Monday, May 7, 2012

Mass Effect 3 - Insert Vivid and Clever Simile About Cover Based Shooting here

After gabbing on about the story for an entire article, it's time to talk gameplay. The action gameplay specifically, as I'm saving the RPG like systems and other stuff for later articles.


The original Mass Effect had a cover system that was fiddly and awkward, but still held up well enough. The cover system in Mass Effect 2 was better, but still broken. So the third, final, and theoretically ultimate Mass Effect game should build on the knowledge gathered from the last two games and create an solid, effective cover system right? WRONG! Mass Effect 3 has the worst cover system of all three games.

I hate to take the rest of this article to tear apart the gameplay, but the game really asked for it. Those of you who read my dive in Mass Effect 3 article know that the gameplay and story don't flow together nearly as well as in the previous games, and that the story eventually falls on its face. So any gamer will need the gameplay to do a crunk of a good job if it wants to keep the game from falling into the chasm of awful sequels. Sadly, it doesn't.

Let me start off(four paragraphs into the article) by saying that outside of cover, the combat is actually pretty fun. It's a good mix of mid-range circle strafing, close up melee brawls, and long distance sniping. The ability to tap the spacebar to do a diving roll forward or to the side effectively creates a nifty little dash mechanic which gives a skilled player the ability to rapidly change between these ranges at will. Too bad you aren't supposed to play the game that way. Or are you?


The game seems to discourage cover based tactics on many fronts. There are two enemies which become fairly common about halfway through which make cover practically useless to you if they show up. One of them needs a good circle strafer to die, and the other one needs a sniper. At one point, I found myself leading a huge group of these beasties in circles outdoors in a giant killing pit, carelessly spewing volleys of bullets into their collective mass of enemy. But then, you have long grey corridors filled with chest high walls and enemies that kill you in three seconds if one of your nose-hairs sticks out of cover. So this game can't decide if it's about cover shooting or frantic dodging, and does a mediocre job at both.
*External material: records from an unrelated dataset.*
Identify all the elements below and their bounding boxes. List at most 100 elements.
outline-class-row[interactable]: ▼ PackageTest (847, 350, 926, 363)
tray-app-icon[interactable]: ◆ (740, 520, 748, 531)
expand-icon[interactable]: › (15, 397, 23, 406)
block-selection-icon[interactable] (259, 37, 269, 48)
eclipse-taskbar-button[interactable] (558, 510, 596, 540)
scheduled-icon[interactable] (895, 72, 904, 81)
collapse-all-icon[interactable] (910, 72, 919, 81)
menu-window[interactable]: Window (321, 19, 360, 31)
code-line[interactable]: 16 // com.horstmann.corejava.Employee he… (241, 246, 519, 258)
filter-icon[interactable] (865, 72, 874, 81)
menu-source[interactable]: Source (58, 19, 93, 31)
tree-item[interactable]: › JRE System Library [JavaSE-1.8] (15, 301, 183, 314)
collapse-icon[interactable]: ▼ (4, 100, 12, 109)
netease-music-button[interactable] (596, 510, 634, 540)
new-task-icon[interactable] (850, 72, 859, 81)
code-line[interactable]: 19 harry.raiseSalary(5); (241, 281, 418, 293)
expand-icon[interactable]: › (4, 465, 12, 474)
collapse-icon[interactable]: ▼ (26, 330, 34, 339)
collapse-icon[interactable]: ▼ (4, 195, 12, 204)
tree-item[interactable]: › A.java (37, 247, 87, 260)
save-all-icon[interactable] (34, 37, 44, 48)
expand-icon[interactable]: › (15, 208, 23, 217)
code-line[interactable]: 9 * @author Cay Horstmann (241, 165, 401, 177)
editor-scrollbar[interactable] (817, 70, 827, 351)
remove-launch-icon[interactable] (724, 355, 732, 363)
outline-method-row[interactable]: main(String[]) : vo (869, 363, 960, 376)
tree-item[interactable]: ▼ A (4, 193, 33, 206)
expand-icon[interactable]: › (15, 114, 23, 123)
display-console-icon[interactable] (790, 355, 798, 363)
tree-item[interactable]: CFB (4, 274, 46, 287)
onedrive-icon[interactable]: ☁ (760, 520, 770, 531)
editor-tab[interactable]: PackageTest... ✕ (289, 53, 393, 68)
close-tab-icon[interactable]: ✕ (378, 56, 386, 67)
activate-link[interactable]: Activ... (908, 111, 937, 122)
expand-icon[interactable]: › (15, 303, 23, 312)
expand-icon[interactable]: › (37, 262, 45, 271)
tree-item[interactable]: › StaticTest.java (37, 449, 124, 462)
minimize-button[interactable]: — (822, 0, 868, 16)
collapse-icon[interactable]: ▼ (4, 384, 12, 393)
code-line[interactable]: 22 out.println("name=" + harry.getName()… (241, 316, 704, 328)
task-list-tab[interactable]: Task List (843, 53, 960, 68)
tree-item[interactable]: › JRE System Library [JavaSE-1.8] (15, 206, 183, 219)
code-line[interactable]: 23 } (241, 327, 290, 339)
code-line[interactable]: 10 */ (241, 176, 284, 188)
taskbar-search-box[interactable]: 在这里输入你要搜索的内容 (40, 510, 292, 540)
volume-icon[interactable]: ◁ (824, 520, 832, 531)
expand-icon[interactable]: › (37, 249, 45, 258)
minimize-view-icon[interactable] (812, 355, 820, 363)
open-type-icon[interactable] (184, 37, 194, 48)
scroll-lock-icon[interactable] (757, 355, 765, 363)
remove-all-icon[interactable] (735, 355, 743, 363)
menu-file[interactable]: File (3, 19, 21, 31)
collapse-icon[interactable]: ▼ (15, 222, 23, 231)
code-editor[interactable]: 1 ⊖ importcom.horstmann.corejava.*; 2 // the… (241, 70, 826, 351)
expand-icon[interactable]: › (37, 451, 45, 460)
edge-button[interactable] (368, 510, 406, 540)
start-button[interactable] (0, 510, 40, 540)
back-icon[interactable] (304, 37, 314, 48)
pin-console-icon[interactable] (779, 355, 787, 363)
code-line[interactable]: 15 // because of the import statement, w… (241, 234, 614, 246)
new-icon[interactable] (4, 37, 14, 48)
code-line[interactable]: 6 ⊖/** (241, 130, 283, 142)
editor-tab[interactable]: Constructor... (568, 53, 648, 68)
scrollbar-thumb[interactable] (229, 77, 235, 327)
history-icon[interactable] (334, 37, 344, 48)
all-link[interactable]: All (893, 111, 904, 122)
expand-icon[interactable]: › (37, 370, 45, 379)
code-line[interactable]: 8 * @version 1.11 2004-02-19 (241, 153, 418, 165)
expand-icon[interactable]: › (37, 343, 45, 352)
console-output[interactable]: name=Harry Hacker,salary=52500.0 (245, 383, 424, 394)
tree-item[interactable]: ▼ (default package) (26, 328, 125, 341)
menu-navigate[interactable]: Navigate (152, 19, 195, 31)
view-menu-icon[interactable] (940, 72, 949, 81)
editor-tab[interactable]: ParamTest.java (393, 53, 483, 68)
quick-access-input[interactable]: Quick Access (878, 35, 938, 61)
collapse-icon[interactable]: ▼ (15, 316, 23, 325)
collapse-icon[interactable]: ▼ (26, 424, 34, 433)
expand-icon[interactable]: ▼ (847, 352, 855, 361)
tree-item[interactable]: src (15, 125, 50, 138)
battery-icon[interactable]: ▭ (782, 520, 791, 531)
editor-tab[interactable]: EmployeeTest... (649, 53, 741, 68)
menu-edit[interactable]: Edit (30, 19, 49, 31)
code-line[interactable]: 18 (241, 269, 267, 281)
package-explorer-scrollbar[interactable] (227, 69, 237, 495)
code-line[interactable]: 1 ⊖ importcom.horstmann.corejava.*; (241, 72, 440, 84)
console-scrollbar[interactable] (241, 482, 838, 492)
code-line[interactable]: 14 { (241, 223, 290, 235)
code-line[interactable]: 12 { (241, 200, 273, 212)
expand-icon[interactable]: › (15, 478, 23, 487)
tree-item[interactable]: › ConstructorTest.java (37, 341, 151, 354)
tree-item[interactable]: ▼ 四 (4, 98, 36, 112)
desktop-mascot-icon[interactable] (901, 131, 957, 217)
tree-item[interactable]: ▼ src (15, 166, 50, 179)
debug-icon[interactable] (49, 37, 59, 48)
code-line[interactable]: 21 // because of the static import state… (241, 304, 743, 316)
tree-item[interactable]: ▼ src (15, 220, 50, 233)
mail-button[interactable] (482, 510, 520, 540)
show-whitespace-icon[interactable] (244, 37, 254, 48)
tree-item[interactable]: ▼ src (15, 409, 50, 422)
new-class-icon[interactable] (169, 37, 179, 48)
You take cover by going up to certain special objects from certain special angles when the game is in a certain special mood and pressing the "take cover" button, and then if you're lucky, shepherd will comply. Leaving cover the right way is also a gamble, as you often can't be 100% sure if the game is going to have your shepherd somersault into new cover which you sometimes see/notice and other times don't, or just get out of the cover they're in. And that's when the game listens to you telling it that you want out of cover at all. It's like cover systems haven't evolved and become less broken hardly at all in the years they've been around. Maybe pop-up shooter fans need broken cover systems to get them up(yes, I mean that in a sick way, you sick pop-up shooter fans).

Before I wrap this up, I'd like to make a suggestion and complaint. Defence missions where you stand in one place playing whack-a-mole with a long onslaught of samey enemies gets boring after the hundredth time. I seem to recall very few defence missions like this in the first two games, so why so many more in the third? Something like half of the game is this same mission over and over again except in differently coloured levels with differently coloured enemies every once in awhile. Did the fans ask for this or something? I know you're obligated to have a mission or two like this, and that's fine. Every once in awhile it can break up the monotony of stealth, assault, escort, and political missions, but in this game there are way too many, and they aren't that great either. If I wanted to play defence missions, there are plenty of games dedicated to or including this type of thing that do a better job. It's fine to mix other games and genre's in to toy with the central mechanics of your game, but you have to make sure you're not just doing a reproachable job on something people can get in better form from elsewhere.

All in all, the central action gameplay system is functional. It's a little shoddy, suffers from a lack of good level design, and feels too repetitious, but it gets you through the story without too many grievances. However, the game fails to patch over this mediocre gameplay with an amazing and well blending story, so it sticks out and is genuinely less fun than the previous games and less fun than a lot of other games on the market.